In a speech at the State Department last week, Secretary of State John Kerry declared, "We know that for three days before the attack the Syrian regime's chemical weapons personnel were on the ground in the area making preparations," adding, "We know that the Syrian regime elements were told to prepare for the attack by putting on gas masks and taking precautions associated with chemical weapons." Kerry's remarks were meant to assure the world that the Assad regime was responsible for the reported attack near Damascus on Aug. 21, but it also raised questions about why the U.S. failed to issue a warning if it saw signs of a pending chemical attack.

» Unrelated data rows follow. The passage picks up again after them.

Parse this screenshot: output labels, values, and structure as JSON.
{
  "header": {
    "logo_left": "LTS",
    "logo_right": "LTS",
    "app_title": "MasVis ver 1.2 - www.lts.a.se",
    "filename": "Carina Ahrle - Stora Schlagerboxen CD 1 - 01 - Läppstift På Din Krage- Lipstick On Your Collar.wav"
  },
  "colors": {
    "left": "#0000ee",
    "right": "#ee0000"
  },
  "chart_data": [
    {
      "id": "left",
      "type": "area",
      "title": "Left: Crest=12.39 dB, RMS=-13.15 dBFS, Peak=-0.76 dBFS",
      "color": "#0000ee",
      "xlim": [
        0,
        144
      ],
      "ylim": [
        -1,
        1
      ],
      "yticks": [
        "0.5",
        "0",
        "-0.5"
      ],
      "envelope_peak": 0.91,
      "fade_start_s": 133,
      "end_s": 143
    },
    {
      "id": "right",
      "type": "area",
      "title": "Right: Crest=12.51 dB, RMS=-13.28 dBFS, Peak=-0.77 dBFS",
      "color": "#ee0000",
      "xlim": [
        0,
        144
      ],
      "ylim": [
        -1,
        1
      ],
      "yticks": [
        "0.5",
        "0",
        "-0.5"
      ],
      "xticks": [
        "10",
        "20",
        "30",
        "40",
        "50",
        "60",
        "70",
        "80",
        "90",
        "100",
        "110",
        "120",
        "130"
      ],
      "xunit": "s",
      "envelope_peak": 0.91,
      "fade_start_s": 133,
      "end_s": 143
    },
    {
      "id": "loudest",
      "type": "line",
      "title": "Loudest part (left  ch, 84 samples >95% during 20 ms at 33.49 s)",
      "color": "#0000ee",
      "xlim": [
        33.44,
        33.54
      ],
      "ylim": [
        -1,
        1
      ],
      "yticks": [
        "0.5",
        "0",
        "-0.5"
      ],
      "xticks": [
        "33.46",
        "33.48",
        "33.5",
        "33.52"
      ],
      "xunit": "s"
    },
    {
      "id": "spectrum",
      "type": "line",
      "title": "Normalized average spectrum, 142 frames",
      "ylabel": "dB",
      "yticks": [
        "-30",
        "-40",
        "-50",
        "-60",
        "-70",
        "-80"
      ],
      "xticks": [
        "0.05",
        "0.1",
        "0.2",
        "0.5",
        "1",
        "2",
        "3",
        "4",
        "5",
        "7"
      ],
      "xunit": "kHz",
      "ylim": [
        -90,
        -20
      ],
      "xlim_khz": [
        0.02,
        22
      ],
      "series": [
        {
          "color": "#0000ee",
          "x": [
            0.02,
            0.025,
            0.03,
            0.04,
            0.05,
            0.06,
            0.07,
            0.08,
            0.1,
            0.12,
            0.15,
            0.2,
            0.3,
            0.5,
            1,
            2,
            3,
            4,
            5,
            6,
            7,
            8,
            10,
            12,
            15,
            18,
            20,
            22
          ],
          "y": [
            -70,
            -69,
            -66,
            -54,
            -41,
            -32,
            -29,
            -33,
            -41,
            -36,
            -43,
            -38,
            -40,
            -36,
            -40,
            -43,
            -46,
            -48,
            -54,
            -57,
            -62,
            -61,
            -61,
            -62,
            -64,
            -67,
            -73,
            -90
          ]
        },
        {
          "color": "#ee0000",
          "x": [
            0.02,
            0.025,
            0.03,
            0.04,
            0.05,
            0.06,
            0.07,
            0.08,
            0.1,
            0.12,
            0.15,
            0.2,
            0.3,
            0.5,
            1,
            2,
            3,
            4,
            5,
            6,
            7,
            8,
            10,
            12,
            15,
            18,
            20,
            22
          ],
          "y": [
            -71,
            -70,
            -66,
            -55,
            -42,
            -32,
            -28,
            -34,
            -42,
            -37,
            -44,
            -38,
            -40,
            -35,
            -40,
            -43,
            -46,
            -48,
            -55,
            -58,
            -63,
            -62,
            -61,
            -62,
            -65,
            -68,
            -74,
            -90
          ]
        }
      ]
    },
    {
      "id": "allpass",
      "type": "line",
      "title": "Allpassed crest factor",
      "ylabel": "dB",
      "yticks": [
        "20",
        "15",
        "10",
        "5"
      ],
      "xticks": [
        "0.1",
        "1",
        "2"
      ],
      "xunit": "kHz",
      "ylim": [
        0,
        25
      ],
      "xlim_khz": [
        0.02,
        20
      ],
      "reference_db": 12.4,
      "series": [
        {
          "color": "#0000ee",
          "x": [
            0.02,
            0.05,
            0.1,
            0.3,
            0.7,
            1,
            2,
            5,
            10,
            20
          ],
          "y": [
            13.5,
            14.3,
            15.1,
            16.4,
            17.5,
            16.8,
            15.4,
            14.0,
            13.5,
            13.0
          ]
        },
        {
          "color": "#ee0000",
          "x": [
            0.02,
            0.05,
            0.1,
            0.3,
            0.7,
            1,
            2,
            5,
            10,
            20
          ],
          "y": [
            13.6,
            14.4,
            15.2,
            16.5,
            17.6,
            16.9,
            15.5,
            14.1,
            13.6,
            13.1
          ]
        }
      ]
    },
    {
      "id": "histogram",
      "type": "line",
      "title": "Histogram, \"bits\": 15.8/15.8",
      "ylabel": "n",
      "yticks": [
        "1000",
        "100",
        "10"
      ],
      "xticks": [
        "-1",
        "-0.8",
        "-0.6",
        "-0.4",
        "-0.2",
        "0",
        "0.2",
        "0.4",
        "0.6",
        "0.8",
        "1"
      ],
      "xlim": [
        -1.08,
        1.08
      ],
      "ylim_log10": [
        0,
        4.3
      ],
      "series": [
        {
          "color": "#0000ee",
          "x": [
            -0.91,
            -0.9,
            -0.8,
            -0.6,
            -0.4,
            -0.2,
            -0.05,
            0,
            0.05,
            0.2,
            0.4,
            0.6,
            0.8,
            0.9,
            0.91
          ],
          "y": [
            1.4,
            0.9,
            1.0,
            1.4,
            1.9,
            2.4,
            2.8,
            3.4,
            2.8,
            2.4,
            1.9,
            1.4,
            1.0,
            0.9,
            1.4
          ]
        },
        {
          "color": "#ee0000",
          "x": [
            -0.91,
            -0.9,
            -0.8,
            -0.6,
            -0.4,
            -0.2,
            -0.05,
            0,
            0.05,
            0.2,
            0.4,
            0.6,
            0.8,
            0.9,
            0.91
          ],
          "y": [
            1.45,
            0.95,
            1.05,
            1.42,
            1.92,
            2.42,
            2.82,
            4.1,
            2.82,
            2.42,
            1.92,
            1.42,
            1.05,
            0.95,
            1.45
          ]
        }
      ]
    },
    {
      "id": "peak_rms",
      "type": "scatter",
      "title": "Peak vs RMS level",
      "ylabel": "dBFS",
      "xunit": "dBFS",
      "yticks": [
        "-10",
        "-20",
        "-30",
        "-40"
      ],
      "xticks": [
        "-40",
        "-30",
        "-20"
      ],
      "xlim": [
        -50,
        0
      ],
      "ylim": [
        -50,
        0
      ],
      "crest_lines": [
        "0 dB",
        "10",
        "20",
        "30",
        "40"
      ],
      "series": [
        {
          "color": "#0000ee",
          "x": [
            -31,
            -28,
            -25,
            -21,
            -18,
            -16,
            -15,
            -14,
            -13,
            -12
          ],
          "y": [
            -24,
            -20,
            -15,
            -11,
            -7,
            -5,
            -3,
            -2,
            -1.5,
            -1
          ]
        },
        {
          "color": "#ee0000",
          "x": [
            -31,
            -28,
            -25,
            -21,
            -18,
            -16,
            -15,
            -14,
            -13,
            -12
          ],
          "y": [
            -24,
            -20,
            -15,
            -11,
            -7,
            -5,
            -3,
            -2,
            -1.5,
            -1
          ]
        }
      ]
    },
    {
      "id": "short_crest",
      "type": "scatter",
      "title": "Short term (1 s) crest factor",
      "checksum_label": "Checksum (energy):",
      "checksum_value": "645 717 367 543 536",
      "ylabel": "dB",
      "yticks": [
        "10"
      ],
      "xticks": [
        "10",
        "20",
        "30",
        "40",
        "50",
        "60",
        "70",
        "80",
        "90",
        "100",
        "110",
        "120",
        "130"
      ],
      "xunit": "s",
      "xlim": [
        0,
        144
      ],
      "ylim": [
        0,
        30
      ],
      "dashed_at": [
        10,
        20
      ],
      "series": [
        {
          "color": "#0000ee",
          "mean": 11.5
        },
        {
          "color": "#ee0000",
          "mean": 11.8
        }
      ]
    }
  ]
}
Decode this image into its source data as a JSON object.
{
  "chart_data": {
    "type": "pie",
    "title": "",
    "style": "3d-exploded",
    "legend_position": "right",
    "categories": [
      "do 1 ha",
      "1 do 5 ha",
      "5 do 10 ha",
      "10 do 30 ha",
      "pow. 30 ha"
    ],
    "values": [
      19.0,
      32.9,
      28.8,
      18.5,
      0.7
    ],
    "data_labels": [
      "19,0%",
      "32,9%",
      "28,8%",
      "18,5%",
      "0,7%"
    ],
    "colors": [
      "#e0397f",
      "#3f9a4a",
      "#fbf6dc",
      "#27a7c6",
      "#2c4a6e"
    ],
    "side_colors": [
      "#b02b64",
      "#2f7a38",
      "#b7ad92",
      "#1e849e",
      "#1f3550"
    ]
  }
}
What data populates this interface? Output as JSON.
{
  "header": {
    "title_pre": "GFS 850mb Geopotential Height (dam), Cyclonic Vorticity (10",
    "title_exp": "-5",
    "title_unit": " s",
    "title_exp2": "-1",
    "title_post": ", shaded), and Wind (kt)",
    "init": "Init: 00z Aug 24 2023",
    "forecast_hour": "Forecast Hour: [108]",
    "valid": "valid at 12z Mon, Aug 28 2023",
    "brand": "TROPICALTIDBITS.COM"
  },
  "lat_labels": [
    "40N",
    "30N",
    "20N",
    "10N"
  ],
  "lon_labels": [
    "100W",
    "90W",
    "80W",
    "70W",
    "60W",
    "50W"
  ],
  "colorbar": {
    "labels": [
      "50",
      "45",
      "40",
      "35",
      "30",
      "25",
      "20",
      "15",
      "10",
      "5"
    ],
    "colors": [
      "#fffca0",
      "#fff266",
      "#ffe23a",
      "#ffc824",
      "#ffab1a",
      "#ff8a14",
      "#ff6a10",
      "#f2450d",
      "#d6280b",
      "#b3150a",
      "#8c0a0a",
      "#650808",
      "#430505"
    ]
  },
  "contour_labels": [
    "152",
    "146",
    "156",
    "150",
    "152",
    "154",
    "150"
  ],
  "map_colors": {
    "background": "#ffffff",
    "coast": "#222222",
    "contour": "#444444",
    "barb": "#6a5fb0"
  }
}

Officials tell the AP that the U.S. already had many of the key pieces of evidence the Obama administration is using to justify a strike on Syria, but they had yet to be "processed."
As recent reporting on the NSA revealed, the U.S. intelligence community is collecting an almost unfathomable amount of information, and officials suggested that they didn't know to focus on the area until reports of an attack began to emerge. "Let's be clear, the United States did not watch, in real time, as this horrible attack took place," Shawn Turner, a spokesman for the director of national intelligence, said on Wednesday. "The intelligence community was able to gather and analyze information after the fact and determine that elements of the Assad regime had in fact taken steps to prepare prior to using chemical weapons."
They first concluded that Assad was to blame based on satellite images and signals that the Syrian military was preparing chemical weapons, then backed up the intelligence with an intercepted phone call from a senior Syrian military official discussing the attack. The call was picked up shortly after the strike, but according to the AP, "current and former intelligence officials said analysts were stretched too thin with the multiple streams of intelligence coming out of multiple conflict zones, from Syria to Libya to Yemen."
The image makes the Washington Post's report on Syria's possible biological weapons capabilities even more chilling. Officials say Syria is believed to have a collection of lethal bacteria and viruses, but it's ability to weaponize those materials is debatable. Still, its neighbors are concerned. "We are worried about sarin, but Syria also has biological weapons, and compared to those, sarin is nothing," said a senior Middle Eastern official. "We know it, and others in the region know it. The Americans certainly know it." Whether U.S. officials can piece together what Syria will do with those weapons is another story.